Sorosçuluk meselesi de ŞAHSIM’ın başka bir tutarsızlığı. Küresel sermayenin sihirbazı, liberallerin “turuncu devrim” diye romantize ettikleri darbelerin açık destekçisi George Soros ile Davos’ta olsun Türkiye’de olsun, defalarca görüştü. Soros ile kendisinin görüşmesinde, ahbaplık etmesinde bir mahzur olmayacak, ama başkası görüşürse Sorosçu olacak! Sözü Kavala davasına getirip “Soros artığı” olmakla suçlayacak. Hem de yürürlükteki darbe anayasası bile (ki, ŞAHSIM o anayasaya bağlı kalacağına namusu üzerine yemin etmiştir); darbe anayasası bile görülmekte olan bir dava hakkında kimsenin mahkemelere talimat veremeyeceğini, tavsiye ve telkinde bulunamayacağını hükme bağlamışken.

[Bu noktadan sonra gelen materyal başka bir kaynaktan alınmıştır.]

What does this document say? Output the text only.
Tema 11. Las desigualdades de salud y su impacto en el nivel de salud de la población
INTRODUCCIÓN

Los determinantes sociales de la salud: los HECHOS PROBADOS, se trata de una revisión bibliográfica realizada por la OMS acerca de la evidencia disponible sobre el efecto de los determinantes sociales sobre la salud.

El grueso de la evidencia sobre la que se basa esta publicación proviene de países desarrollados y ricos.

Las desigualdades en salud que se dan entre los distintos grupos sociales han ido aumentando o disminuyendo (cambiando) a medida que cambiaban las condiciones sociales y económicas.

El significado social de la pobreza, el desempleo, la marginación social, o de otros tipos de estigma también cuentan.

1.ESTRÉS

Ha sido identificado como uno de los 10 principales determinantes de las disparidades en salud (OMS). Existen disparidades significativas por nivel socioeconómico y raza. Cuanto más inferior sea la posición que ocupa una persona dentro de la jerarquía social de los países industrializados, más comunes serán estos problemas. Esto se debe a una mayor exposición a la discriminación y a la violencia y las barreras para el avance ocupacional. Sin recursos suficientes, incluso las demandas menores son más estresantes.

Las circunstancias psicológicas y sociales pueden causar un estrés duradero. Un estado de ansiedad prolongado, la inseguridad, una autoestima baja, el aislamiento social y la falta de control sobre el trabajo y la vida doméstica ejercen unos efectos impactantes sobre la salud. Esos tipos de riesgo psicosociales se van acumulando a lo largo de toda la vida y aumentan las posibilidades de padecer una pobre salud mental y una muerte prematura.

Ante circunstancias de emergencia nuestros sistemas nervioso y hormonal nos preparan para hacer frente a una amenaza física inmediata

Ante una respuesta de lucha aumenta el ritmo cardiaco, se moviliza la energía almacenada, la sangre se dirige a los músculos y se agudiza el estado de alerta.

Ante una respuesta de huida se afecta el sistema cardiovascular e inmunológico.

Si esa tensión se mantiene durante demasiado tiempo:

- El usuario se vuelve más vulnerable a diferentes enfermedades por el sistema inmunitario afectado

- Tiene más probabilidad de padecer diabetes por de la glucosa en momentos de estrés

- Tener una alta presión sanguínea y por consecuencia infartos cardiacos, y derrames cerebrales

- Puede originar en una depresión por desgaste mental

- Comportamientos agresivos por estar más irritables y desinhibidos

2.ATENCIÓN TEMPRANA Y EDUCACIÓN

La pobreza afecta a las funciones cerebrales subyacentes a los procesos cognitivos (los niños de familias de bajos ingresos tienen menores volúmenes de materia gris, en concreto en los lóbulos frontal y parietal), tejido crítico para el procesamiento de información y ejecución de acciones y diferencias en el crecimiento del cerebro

Sadece Osman Kavala davasıyla değil, Selahattin Demirtaş ve başta davalarla ilgili olarak da aynı alışkanlıkla mahkemelere talimat vermekten, telkinde bulunmaktan geri durmuyor. Bir yandan da seçmenlerinin gelişmiş ülkeler karşısındaki eziklik duygusuna sesleniyor. Afrika dönüşü uçakta Kasımpaşa ağzı ile dedi ki:“Türkiye’ye ders vermek haddinize mi sizin? Kimsiniz siz? Neymiş? Kavala’yı bırakın. Sen kendi ülkendeki haydutları, katilleri, teröristleri bırakıyor musun? Amerika’sı, Almanya’sı, hangisi böyle bir şeyi, şu ana kadar yaptı?”
ŞAHSIM alınganlık duymasın, aklıma geleni yazmasam olmaz.
Otuz beş kırk yıl önce devletin başında olan kişi de buna benzer şeyler söylüyordu. Meydanları zapt ediyor, bağırıyor, sadece kendisi konuşuyordu. Sadece kendisi konuşurken entelektüel ve insani donanım fukaralığı paçalarından akıyordu. “İşkence resmi politikamız değildir” derken aklınca, kimsenin aklına gelmeyecek üstün zekâ eseri bir cümle kurduğunu, siyasi hokkabazlık yaptığını sanıyordu. İdamları eleştiren demokratik ülke liderlerine “Niye idam ettiğimizi soruyorlar. Biz onlara soruyor muyuz, sizde niye idam yok?” diye karşılık vermesi de aynı zihni sefaletin eseriydi.
***
Bitirirken belirteyim, Osman Kavala ile tanışıklığım yok, ahbabı değilim. Bir gün yollarımız kesişirse tanışmaktan, ahbaplık etmekten sevinç duyarım. Maruz kaldığı zulme karşı çıkmak için ahbabı olmak gerekmiyor. Hakkında hiçbir mahkûmiyet kararı bulunmayan, hatta beraat eden, adil bir yargılama yapılsa hâlen yargılandığı davalarda beraat etmesi kuvvetle muhtemel Kavala’yı tutuklu yargıla(t)mak, telafisi mümkün olmayan bir acımasızlıktır. Tutuklanmasının üzerinden dört yıl geçti dört yıl! Bu nasıl bir vicdansızlıktır!
Uzun söze gerek yok, epeydir muhalefetin belirlediği gündeme kapılıp sürüklenen ŞAHSIM’ın Kavala ve büyükelçiler krizindeki gündem efeliği de uzun ömürlü olmadı. Siyasi ömrünü çoktan dolduran ŞAHSIM’ın özgüven kaybı, vizyon eksikliği, sokak ağzıyla politika üretme çabası, halktan ve hakikatten kopukluğu hepimize ağır bedeller ödetiyor. Umulur ki, zamanında veya daha erken bir tarihte yapılacak seçimle bu badire atlatılır, geldiği gibi gidip kendisi de kurtulur.